On ne peut toutefois passer sous silence le flou qui entoure cette réforme et qui doit être clarifié au plus vite. Le gouvernement libéral, qui doit maintenant légiférer pour mettre sur pied un programme de rachat de ces armes, hésite à le rendre obligatoire.

Ces tâtonnements sont compréhensibles. Les libéraux ne veulent pas trop se mettre à dos le vigoureux lobby des armes à feu. Ils savent aussi qu’une part non négligeable des électeurs de l’extérieur des grandes villes fait preuve d’un certain scepticisme à l’égard du contrôle des armes à feu.

PHOTO ANDREW VAUGHAN, LA PRESSE CANADIENNE

Le gouvernement Trudeau a annoncé, peu après la tuerie survenue en Nouvelle-Écosse, de nouvelles initiatives en matière de contrôle des armes à feu.

Après tout, des élections pourraient survenir à tout moment et le Parti conservateur en ferait assurément un des enjeux de la campagne. Les quatre candidats à la direction de la formation politique ont d’ailleurs dénoncé la décision des libéraux.

Justin Trudeau semble donc tenté de trancher la poire en deux. Les élus libéraux doivent se dire que maintenant que ces armes sont interdites, en mettant sur pied un programme de rachat qui n’est pas obligatoire, on apaisera peut-être la colère de plusieurs propriétaires.

Mais atténuer la réforme de cette façon serait un peu comme construire une maison de briques sur une fondation fissurée.

Pensons-y. Si le programme de rachat est obligatoire – comme ce qui a été fait par exemple en Australie et en Nouvelle-Zélande –, le nombre d’armes d’assaut sera forcément réduit de façon substantielle d’un bout à l’autre du pays. Ottawa estime qu’il y a environ 105 000 armes à feu à utilisation restreinte en circulation au Canada, un chiffre ayant grimpé ces dernières années en raison de la popularité croissante de ces armes.

Mais si le programme est facultatif, il y a fort à parier qu’un vent de protestation pourrait pousser à son boycottage de la part de nombreux propriétaires.

À conserver leurs AR-15 et autres modèles d’armes d’assaut… en attendant que les conservateurs soient élus.

Si on se fie tant aux déclarations des ténors du Parti conservateur qu’à la façon dont le registre des armes d’épaule avait été pulvérisé sous Stephen Harper, ils ne se feront pas prier pour renverser la décision prise par les libéraux. Or, cette manœuvre sera à la fois plus complexe et plus délicate si Ottawa a déjà racheté la quasi-totalité des armes en circulation.

Des questions dérangeantes se posent aussi quant à l’efficacité d’une telle mesure si on se contente d’un programme de rachat facultatif. S’il est impopulaire et le nombre d’armes d’assaut au pays en vient à demeurer sensiblement le même, à quoi bon tant d’efforts ?

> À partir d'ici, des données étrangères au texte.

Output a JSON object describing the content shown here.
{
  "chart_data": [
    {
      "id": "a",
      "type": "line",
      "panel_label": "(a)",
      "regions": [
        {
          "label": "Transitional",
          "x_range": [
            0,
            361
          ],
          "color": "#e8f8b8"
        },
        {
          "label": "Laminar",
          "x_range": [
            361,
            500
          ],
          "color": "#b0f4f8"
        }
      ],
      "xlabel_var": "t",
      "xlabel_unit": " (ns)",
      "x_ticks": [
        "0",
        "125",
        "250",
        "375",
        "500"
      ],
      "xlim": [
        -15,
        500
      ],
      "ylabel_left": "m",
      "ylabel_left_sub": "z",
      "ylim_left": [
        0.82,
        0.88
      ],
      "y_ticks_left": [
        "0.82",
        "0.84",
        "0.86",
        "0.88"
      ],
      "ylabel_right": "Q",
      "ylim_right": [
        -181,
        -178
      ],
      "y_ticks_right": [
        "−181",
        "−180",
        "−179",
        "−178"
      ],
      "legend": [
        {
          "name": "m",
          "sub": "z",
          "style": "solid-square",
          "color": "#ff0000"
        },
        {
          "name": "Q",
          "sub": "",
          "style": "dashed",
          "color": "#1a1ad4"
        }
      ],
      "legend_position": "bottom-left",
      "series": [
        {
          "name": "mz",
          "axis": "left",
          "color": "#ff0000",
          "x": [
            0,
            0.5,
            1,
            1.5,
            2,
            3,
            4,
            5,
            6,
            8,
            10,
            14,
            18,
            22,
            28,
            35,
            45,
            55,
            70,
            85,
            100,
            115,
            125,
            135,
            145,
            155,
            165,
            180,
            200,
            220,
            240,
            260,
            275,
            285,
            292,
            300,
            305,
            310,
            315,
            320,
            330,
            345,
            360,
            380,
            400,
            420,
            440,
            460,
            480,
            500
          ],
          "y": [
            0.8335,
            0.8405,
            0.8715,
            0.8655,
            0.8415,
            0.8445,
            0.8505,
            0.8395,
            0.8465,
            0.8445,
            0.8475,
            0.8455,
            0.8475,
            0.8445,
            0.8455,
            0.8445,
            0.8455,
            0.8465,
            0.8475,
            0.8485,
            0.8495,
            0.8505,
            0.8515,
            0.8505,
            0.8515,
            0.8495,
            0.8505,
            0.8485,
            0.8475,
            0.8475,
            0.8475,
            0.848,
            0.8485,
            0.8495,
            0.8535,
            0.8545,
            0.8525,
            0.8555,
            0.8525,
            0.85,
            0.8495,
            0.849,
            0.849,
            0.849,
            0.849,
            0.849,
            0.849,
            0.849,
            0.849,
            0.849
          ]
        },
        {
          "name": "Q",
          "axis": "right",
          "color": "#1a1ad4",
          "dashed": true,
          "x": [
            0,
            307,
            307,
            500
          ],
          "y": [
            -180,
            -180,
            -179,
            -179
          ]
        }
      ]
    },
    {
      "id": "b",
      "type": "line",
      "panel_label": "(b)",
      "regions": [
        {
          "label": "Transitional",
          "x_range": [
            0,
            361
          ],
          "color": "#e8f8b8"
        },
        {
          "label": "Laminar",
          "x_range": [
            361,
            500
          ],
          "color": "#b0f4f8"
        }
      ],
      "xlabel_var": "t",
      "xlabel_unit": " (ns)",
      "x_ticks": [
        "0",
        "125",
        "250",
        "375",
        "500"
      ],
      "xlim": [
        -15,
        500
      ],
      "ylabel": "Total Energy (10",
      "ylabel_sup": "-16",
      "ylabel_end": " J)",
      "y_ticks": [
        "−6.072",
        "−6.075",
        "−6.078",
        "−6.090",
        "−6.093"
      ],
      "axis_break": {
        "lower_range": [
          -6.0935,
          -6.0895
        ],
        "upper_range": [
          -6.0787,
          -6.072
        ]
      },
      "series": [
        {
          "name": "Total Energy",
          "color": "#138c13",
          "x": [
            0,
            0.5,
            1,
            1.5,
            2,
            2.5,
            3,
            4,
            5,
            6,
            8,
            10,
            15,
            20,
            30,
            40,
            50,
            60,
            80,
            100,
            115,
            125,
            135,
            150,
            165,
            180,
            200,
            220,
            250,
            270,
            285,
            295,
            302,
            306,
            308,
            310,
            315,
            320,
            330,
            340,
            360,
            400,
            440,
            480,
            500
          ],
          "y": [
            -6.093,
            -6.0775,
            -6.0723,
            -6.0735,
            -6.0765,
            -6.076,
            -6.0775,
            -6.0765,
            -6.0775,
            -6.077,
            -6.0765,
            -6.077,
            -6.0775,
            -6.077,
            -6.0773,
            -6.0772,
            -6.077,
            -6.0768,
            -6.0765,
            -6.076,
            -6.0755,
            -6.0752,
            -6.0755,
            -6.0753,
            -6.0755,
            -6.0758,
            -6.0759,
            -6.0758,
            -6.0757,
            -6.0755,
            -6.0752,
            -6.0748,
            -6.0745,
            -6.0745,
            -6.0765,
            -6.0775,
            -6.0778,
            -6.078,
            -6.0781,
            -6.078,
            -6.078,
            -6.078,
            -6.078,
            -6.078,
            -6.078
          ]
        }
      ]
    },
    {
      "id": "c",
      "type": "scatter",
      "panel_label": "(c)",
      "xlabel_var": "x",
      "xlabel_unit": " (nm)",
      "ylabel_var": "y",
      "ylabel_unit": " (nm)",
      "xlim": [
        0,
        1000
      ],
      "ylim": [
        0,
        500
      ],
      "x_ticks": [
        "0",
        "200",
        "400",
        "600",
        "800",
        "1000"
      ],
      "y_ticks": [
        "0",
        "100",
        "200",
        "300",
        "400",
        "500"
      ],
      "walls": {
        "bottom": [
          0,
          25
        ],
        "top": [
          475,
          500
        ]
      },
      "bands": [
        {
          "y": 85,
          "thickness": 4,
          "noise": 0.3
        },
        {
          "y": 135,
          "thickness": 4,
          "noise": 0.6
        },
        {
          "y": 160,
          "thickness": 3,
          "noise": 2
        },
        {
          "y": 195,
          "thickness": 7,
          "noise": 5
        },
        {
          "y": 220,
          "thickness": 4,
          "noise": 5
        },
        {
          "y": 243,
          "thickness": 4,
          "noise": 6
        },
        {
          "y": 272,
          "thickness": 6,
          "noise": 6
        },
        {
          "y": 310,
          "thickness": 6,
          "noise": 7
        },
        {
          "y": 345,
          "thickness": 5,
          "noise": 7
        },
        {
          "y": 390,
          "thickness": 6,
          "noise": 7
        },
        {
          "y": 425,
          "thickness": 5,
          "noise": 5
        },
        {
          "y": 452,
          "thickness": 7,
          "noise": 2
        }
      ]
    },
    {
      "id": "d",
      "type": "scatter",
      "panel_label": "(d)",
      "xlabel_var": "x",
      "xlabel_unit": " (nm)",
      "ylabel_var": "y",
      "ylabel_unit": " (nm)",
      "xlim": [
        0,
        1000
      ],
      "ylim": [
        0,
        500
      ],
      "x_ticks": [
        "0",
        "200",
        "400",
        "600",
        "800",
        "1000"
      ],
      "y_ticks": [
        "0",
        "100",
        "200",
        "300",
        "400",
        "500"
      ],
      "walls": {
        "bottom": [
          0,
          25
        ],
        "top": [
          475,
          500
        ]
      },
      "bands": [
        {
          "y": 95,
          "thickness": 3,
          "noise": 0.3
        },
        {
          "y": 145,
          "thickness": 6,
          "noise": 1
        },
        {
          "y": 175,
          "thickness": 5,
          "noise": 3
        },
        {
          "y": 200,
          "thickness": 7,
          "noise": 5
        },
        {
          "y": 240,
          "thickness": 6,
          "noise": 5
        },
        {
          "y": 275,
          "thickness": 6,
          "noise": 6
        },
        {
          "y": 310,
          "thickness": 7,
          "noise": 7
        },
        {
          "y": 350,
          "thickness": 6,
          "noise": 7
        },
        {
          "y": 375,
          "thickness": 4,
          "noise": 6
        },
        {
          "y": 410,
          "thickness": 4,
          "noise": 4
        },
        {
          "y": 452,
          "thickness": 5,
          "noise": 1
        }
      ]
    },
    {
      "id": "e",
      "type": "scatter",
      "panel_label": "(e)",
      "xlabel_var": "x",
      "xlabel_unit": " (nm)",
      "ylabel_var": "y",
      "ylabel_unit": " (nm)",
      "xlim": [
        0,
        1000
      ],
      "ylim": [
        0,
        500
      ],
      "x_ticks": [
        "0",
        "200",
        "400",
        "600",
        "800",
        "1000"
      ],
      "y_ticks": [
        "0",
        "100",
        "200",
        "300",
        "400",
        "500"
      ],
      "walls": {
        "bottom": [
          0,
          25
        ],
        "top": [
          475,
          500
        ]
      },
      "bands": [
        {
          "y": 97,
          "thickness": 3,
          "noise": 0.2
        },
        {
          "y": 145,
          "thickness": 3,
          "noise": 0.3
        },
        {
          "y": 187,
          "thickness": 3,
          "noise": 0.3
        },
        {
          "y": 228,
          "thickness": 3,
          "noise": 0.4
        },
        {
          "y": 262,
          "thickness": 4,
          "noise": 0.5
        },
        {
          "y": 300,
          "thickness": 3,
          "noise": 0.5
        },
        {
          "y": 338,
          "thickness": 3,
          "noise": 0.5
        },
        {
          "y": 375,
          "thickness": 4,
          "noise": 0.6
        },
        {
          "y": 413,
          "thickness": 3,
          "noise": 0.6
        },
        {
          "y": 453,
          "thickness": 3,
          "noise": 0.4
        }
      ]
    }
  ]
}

Précisons que le Bloc québécois s’est prononcé en faveur d’un programme de rachat obligatoire et que Justin Trudeau, pour sa part, n’a pas fermé la porte. « On va regarder aussi ce qui est efficace comme système et ce qui est raisonnable », a-t-il dit.

Le premier ministre a ensuite précisé que « la sécurité des Canadiens est une priorité absolue ».

Si tel est véritablement son objectif, le choix sera facile. Un programme de rachat obligatoire s’impose.

Il serait insensé que les libéraux se dégonflent alors qu’ils sont si près du but.